Eigentlich beschränkte sich die Luther-Rezeption von Nazi-Größen wie Julius Streicher auf 3.4 Zitate aus dem Pamphlet von 1543 und einige Versatzstücke und angebliche Luther-Zitate. Die theologischen Argumente, die Vorwürfe, die Luther den Juden machte, waren Streicher völlig gleichgültig, und seine Berufung auf Luther vor dem Kriegsverbrecher-Tribunal in Nürnberg war nichts, als ein Whataboutismus und eine erbärmliche Rechtfertigungs-Taktik, um jahrelange Hetze und Aufruf zum Massenmord damit entschuldigen zu wollen, dass man ja nur Luther beim Wort genommen habe.
Worauf sich Nazis beriefen bei Luther das waren lediglich Versatzstücke: 3-4 Zitate aus dem Pamphlet von 1543 und angebliche Zitate Luthers, die sich aber gar nicht so wie zitiert nachweisen lassen. Heinrich von Treitschke oder auch Luther waren anerkannte Persönlichkeiten, sie verfügten über hohes Ansehen, waren zitierfähig, und beide haben sich sehr negativ über Juden geäußert.

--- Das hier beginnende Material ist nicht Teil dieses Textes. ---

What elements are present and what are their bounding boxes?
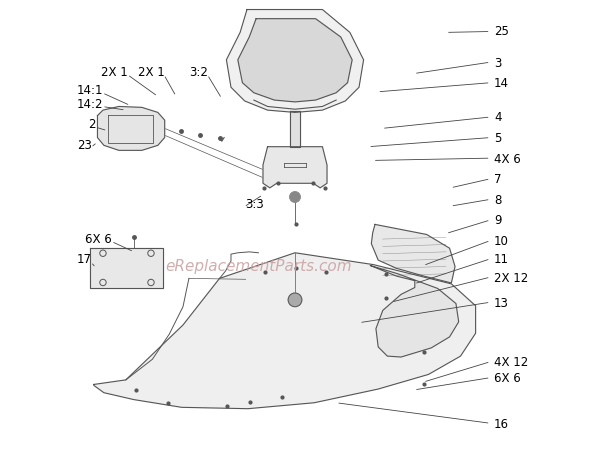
Text: 23: 23 (77, 139, 91, 151)
Text: 8: 8 (494, 193, 502, 207)
Circle shape (290, 192, 300, 203)
Polygon shape (94, 253, 476, 409)
Text: 10: 10 (494, 235, 509, 247)
Text: 3:2: 3:2 (189, 66, 208, 78)
Text: 9: 9 (494, 214, 502, 227)
Text: 14:2: 14:2 (77, 98, 103, 111)
Polygon shape (227, 11, 363, 113)
Polygon shape (263, 147, 327, 189)
Text: 2X 12: 2X 12 (494, 271, 528, 284)
Text: 4X 6: 4X 6 (494, 152, 520, 165)
Text: 2: 2 (88, 118, 96, 131)
Text: 4X 12: 4X 12 (494, 355, 528, 368)
Text: 11: 11 (494, 252, 509, 266)
Text: 14: 14 (494, 77, 509, 90)
Text: 7: 7 (494, 173, 502, 186)
Text: eReplacementParts.com: eReplacementParts.com (165, 258, 352, 274)
Text: 4: 4 (494, 111, 502, 124)
Text: 6X 6: 6X 6 (86, 232, 112, 245)
Text: 5: 5 (494, 132, 502, 145)
Text: 3: 3 (494, 56, 502, 69)
Text: 25: 25 (494, 24, 509, 38)
Polygon shape (290, 112, 300, 147)
Text: 3:3: 3:3 (245, 198, 264, 211)
Text: 6X 6: 6X 6 (494, 371, 520, 384)
Polygon shape (371, 266, 458, 357)
Circle shape (288, 293, 302, 307)
Polygon shape (238, 20, 352, 103)
Text: 2X 1: 2X 1 (138, 66, 165, 78)
Text: 13: 13 (494, 296, 509, 309)
Polygon shape (371, 225, 455, 283)
Text: 17: 17 (77, 252, 91, 266)
Text: 2X 1: 2X 1 (101, 66, 128, 78)
Polygon shape (90, 249, 163, 288)
Text: 16: 16 (494, 417, 509, 430)
Polygon shape (97, 107, 165, 151)
Text: 14:1: 14:1 (77, 84, 103, 97)
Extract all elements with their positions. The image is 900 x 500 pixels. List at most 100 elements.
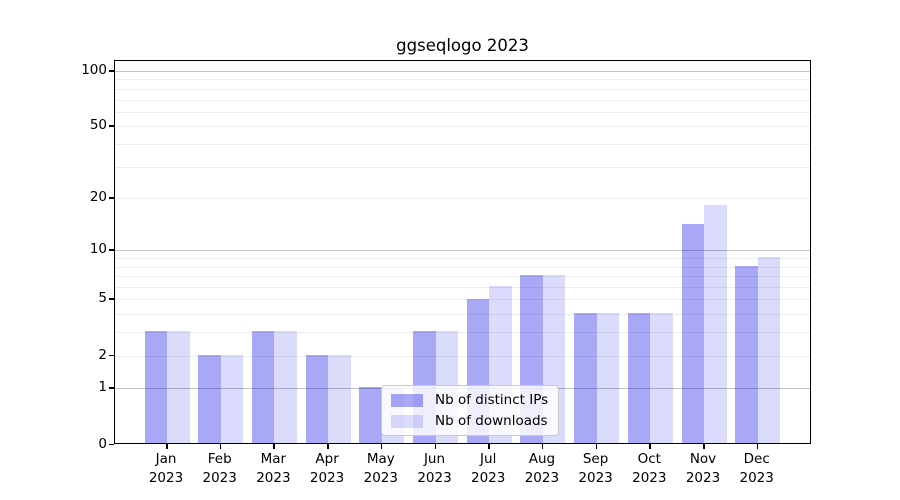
x-tick-label-year: 2023: [202, 469, 237, 486]
x-tick-label-month: Aug: [528, 451, 556, 467]
y-tick-mark: [109, 387, 114, 389]
x-tick-mark: [273, 444, 275, 449]
legend-entry-downloads: Nb of downloads: [391, 413, 548, 429]
x-tick-label-year: 2023: [632, 469, 667, 486]
y-gridline-major: [115, 71, 810, 72]
x-tick-label-year: 2023: [363, 469, 398, 486]
x-tick-label-month: Apr: [315, 451, 339, 467]
bar-distinct-ips: [144, 331, 167, 443]
y-tick-label: 5: [98, 290, 107, 307]
y-tick-label: 50: [89, 117, 107, 134]
x-tick-label-year: 2023: [148, 469, 184, 486]
bar-downloads: [596, 313, 620, 443]
x-tick-label-month: Jun: [423, 451, 446, 467]
y-tick-mark: [109, 70, 114, 72]
bar-distinct-ips: [305, 354, 329, 443]
y-gridline-minor: [115, 198, 810, 200]
x-tick-mark: [434, 444, 436, 449]
x-tick-mark: [541, 444, 544, 449]
legend-label-downloads: Nb of downloads: [435, 413, 548, 429]
y-gridline-minor: [115, 332, 810, 334]
y-gridline-minor: [115, 79, 810, 81]
bar-distinct-ips: [574, 313, 597, 443]
x-tick-label-month: May: [366, 451, 395, 467]
y-gridline-minor: [115, 126, 810, 128]
bar-downloads: [757, 257, 781, 443]
x-tick-label-year: 2023: [578, 469, 613, 486]
legend-swatch-distinct-ips: [391, 393, 423, 407]
y-tick-label: 20: [89, 189, 107, 206]
y-tick-label: 10: [89, 241, 107, 258]
x-tick-mark: [327, 444, 329, 449]
x-tick-mark: [756, 444, 759, 449]
y-tick-mark: [109, 298, 114, 300]
chart-title: ggseqlogo 2023: [396, 36, 529, 55]
bar-downloads: [328, 354, 351, 443]
bar-downloads: [167, 331, 190, 443]
x-tick-mark: [649, 444, 651, 449]
x-tick-label: Aug 2023: [502, 450, 582, 488]
y-gridline-minor: [115, 276, 810, 278]
legend-entry-distinct-ips: Nb of distinct IPs: [391, 392, 548, 408]
bar-distinct-ips: [627, 313, 651, 443]
x-tick-label: Jun 2023: [395, 450, 475, 488]
x-tick-label-month: Mar: [260, 451, 287, 467]
x-tick-label-year: 2023: [524, 469, 560, 486]
y-gridline-minor: [115, 143, 810, 145]
legend-label-distinct-ips: Nb of distinct IPs: [435, 392, 549, 408]
x-tick-label: Apr 2023: [287, 450, 367, 488]
x-tick-label: Dec 2023: [717, 450, 797, 488]
x-tick-label-month: Nov: [689, 451, 717, 467]
x-tick-label-month: Feb: [207, 451, 232, 467]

Luther wurde von den Nazis vereinnahmt, wie auch Treitschke, Richard Wagner und Friedrich Nietzsche als Brüder im Geiste von den Nazis vereinnahmt wurden. Als Apologeten der Endlösung lässt sich aber sowohl Martin Luther wie auch Heinrich von Treitschke nur vereinnahmen, wenn man ihre umfangreichen Publikationen auf einige Auszüge, im Falle Luthers 3-4 Zitate reduziert und alles, was sie geschrieben haben, das sich nicht im Sinne der NS-Ideologie vereinnahmen lässt oder dem sogar fundamental widerspricht geflissentlich ausblendet.